De estas palabras se desprenden dos rasgos fundamentales del proyecto vandorista. En primer término, el ideal político y el modelo social propugnados por Vandor y la cúpula sindical seguían siendo los derivados de la experiencia peronista 1946-55. La insistencia de Olmos en el sentido de que la hegemonía sindical no implicaba una concepción “clasista” del movimiento, indicaba claramente su compromiso con la idea de que el peronismo era una alianza multiclasista cuyo objetivo político último consistía en la formación de una amplia coalición con los otros “factores de poder” de la vida nacional: la iglesia, los empleadores dotados de conciencia social y nacional, y las fuerzas armadas. Los conceptos de autonomía y actividad independiente de la clase trabajadora, que habían formado parte del discurso militante durante la Resistencia, habían sido borrados en gran medida de esta idea de hegemonía sindical dentro del movimiento peronista. En una conferencia que dio a dirigentes gremiales en 1966, Olmos se refirió nostálgicamente a la era anterior a 1955, durante la cual se había asistido al “gran abrazo fraternal entre las fuerzas armadas y el pueblo” en interés de la nación y de la justicia social. Esa unidad, afirmó Olmos debía ser recreada.

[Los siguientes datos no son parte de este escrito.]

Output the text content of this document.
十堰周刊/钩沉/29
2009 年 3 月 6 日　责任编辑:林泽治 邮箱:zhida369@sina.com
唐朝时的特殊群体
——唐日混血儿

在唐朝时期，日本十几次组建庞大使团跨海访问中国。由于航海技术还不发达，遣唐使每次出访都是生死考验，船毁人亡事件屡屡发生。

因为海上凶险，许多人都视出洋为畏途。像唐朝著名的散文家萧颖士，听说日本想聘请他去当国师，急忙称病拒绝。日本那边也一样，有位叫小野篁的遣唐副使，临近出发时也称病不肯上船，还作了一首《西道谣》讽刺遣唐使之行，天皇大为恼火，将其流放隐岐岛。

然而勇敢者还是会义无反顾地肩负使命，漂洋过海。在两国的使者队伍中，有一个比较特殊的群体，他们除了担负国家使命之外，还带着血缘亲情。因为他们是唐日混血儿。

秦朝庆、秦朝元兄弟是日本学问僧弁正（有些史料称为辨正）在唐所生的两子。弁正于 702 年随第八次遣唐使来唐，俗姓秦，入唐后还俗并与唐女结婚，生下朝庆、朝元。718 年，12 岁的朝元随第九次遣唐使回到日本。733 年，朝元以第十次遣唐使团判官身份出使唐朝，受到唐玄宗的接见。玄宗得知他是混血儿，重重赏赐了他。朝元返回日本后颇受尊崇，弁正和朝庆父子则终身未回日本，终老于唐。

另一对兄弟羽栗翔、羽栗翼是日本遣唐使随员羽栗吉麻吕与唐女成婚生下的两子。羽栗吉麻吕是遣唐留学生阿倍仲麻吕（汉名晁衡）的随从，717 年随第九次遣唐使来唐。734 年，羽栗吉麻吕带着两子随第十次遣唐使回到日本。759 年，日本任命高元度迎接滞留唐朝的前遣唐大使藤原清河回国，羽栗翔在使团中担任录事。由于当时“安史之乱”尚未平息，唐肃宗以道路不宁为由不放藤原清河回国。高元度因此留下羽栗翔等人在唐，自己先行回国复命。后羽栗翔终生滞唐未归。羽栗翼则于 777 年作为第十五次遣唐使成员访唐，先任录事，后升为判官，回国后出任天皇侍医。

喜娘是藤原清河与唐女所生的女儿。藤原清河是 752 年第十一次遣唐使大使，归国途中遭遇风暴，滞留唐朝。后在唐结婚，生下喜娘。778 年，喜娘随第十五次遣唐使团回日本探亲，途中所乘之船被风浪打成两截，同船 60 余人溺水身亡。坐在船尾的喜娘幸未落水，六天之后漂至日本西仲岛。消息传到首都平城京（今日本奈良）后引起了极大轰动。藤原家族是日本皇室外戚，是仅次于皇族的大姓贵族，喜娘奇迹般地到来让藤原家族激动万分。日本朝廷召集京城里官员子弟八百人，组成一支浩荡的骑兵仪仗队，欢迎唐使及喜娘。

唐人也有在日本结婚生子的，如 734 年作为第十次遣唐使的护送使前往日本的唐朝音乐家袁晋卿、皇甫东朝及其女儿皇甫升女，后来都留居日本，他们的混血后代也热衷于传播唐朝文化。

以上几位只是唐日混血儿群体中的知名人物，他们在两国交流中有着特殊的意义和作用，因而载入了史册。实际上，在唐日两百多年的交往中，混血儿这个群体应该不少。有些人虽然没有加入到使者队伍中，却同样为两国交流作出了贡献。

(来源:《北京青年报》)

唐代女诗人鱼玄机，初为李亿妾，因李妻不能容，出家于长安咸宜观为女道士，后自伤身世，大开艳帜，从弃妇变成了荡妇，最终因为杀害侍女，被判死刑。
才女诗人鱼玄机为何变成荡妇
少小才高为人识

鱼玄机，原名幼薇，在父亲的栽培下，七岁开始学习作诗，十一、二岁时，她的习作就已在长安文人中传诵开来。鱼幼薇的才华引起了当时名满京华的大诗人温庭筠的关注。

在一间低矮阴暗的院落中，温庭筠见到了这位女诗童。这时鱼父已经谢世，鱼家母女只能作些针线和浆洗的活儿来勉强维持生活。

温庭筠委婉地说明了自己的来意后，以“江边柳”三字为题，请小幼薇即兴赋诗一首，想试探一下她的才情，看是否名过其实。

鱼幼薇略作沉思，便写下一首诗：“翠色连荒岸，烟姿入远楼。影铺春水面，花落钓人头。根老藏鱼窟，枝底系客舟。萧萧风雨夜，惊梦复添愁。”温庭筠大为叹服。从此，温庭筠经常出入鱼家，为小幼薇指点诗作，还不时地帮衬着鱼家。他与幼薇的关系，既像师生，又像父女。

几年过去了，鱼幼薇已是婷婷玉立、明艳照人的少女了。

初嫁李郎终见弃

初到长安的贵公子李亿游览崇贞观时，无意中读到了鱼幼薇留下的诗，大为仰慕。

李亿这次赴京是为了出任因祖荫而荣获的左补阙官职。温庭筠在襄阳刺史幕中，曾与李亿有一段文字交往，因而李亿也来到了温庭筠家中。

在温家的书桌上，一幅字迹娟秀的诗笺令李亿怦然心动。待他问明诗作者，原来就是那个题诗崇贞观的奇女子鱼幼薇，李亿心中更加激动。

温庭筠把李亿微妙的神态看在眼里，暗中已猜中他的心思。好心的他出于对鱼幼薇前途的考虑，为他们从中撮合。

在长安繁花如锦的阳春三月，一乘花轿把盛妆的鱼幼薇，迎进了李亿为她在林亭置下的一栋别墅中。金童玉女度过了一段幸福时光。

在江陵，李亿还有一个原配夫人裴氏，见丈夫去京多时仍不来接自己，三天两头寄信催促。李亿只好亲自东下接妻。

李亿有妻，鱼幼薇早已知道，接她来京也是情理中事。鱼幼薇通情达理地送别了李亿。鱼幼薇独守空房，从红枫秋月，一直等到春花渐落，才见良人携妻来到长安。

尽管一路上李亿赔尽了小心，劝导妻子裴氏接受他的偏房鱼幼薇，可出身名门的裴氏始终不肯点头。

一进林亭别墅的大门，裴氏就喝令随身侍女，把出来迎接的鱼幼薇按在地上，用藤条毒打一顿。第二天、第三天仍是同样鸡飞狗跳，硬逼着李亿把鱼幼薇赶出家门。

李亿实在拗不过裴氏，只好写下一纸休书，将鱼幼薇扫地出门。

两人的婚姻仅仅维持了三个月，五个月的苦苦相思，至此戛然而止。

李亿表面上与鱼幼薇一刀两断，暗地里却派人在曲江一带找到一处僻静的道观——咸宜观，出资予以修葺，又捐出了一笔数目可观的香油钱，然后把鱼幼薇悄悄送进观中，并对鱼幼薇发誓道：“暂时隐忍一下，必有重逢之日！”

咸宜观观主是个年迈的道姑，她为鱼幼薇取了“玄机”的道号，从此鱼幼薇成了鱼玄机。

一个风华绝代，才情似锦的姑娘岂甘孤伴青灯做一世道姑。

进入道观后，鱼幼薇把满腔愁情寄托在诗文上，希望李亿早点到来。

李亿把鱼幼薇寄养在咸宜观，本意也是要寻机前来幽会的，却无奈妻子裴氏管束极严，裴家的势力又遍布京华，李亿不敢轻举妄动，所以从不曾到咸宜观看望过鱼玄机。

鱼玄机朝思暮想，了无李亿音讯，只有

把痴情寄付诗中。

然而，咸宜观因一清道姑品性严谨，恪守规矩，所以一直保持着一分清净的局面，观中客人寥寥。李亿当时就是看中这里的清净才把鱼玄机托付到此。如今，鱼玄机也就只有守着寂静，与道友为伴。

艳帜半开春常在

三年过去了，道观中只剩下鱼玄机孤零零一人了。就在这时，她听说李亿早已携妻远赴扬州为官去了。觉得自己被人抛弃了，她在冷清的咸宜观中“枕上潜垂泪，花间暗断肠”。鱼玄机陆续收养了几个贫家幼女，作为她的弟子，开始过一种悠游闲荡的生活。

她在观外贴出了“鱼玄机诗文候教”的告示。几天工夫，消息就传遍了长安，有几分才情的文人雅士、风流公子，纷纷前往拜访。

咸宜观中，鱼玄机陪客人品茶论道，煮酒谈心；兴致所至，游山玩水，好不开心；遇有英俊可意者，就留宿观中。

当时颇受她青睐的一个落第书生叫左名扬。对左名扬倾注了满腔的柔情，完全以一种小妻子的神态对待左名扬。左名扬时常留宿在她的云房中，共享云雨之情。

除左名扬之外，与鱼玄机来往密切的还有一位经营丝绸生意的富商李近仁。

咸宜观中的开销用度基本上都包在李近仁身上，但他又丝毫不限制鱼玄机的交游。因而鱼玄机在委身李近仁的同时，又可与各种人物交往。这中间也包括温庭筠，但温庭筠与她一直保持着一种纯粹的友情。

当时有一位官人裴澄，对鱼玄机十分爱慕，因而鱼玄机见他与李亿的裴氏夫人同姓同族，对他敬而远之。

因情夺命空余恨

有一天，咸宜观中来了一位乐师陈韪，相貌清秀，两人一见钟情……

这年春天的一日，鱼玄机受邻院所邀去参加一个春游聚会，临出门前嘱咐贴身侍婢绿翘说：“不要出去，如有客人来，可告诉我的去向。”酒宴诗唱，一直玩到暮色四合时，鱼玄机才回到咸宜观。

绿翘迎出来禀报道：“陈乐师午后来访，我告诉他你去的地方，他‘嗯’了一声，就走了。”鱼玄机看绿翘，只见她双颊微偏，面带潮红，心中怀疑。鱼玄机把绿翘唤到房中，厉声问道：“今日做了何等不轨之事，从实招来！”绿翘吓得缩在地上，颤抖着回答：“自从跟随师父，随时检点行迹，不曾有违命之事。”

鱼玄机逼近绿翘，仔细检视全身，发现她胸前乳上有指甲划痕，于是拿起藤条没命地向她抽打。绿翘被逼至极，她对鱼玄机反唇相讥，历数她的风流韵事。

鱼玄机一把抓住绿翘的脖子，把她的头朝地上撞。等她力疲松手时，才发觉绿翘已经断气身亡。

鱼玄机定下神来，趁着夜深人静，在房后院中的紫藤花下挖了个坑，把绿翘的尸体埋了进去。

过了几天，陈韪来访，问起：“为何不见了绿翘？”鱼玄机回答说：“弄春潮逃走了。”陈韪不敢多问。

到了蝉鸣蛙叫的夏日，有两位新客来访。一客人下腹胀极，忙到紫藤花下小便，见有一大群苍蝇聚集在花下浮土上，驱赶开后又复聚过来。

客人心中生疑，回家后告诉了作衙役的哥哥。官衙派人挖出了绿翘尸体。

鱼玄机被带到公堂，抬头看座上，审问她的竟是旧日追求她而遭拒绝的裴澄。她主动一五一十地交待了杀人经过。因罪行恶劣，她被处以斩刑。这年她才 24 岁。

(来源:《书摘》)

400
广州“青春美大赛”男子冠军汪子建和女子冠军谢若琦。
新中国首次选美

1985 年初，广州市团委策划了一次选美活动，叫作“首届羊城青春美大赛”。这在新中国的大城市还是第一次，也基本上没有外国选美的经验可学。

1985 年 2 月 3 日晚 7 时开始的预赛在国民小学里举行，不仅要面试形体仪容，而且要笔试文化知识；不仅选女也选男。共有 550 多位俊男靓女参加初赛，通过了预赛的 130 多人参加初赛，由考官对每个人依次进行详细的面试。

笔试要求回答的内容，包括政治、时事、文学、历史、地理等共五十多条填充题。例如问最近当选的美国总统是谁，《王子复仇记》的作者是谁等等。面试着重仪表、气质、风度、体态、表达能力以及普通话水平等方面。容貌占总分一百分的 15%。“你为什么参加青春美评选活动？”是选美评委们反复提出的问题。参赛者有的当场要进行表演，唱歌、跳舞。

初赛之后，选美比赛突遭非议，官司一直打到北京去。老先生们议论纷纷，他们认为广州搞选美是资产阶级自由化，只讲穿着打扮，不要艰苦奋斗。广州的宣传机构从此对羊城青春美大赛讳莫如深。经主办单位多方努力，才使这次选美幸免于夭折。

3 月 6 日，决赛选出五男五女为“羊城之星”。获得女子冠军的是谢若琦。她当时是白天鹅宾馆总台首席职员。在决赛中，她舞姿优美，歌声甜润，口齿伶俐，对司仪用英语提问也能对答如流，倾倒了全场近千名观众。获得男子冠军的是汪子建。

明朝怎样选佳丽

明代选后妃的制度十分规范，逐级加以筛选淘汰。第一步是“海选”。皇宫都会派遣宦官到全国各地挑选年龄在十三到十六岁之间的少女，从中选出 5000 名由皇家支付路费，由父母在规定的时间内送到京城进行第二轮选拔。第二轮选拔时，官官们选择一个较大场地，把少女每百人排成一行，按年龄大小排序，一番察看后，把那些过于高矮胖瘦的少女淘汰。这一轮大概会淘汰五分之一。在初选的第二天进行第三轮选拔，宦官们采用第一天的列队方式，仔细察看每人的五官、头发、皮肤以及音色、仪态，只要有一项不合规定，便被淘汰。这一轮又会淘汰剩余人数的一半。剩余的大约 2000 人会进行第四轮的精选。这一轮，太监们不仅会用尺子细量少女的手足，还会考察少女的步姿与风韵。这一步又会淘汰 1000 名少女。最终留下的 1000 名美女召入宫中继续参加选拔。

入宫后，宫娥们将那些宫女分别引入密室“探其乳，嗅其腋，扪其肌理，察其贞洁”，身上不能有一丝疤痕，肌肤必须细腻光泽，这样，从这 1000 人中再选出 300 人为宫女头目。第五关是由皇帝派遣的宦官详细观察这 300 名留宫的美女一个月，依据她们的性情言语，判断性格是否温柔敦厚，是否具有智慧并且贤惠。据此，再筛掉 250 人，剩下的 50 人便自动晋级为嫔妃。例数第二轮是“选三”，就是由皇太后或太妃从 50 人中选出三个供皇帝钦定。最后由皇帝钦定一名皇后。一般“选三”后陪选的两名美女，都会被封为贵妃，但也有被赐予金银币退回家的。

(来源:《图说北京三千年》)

En segundo lugar, resulta claro que para el vandorismo la cuestión fundamental en juego era el equilibrio interno de fuerzas dentro del peronismo. Un tema constante de la propaganda sindical peronista en esos años consistió en poner de relieve, según vimos, el peso social y político de los sindicatos en un marco social amplio. Esto suponía, como lo dejan en claro las afirmaciones de Olmos, una exigencia de hegemonía dentro del movimiento, tanto sobre los neoperonistas como sobre el ala política oficial. Pero lo que también implicaba era una pretensión de relativa independencia respecto del propio Perón. Si realmente eran “la columna vertebral” del movimiento, como el propio Perón se complacía en decir, entonces debían tener la libertad necesaria para determinar sus tácticas en la Argentina, para negociar su propio destino. En el punto culminante de la disputa con Perón e Isabel en 1965 y 966, el poderoso sindicato de luz y Fuerza, vandorista, publicó en su revista un editorial que sintetizaba esa aspiración:
“La condición primera para que el justicialismo avance en el panorama nacional es la que el movimiento obrero, esa masa vital de su estructura, no quede subalternamente rezagado a modo de “furgón de cola” del movimiento [...] no es posible mantener el manejo del movimiento en forma unipersonal, la clave es la formación de un verdadero de conducción, integrado por las figuras realmente representativas y que fundamentalmente trabajan con mentalidad de equipo: este organismo debe planificar la acción interna”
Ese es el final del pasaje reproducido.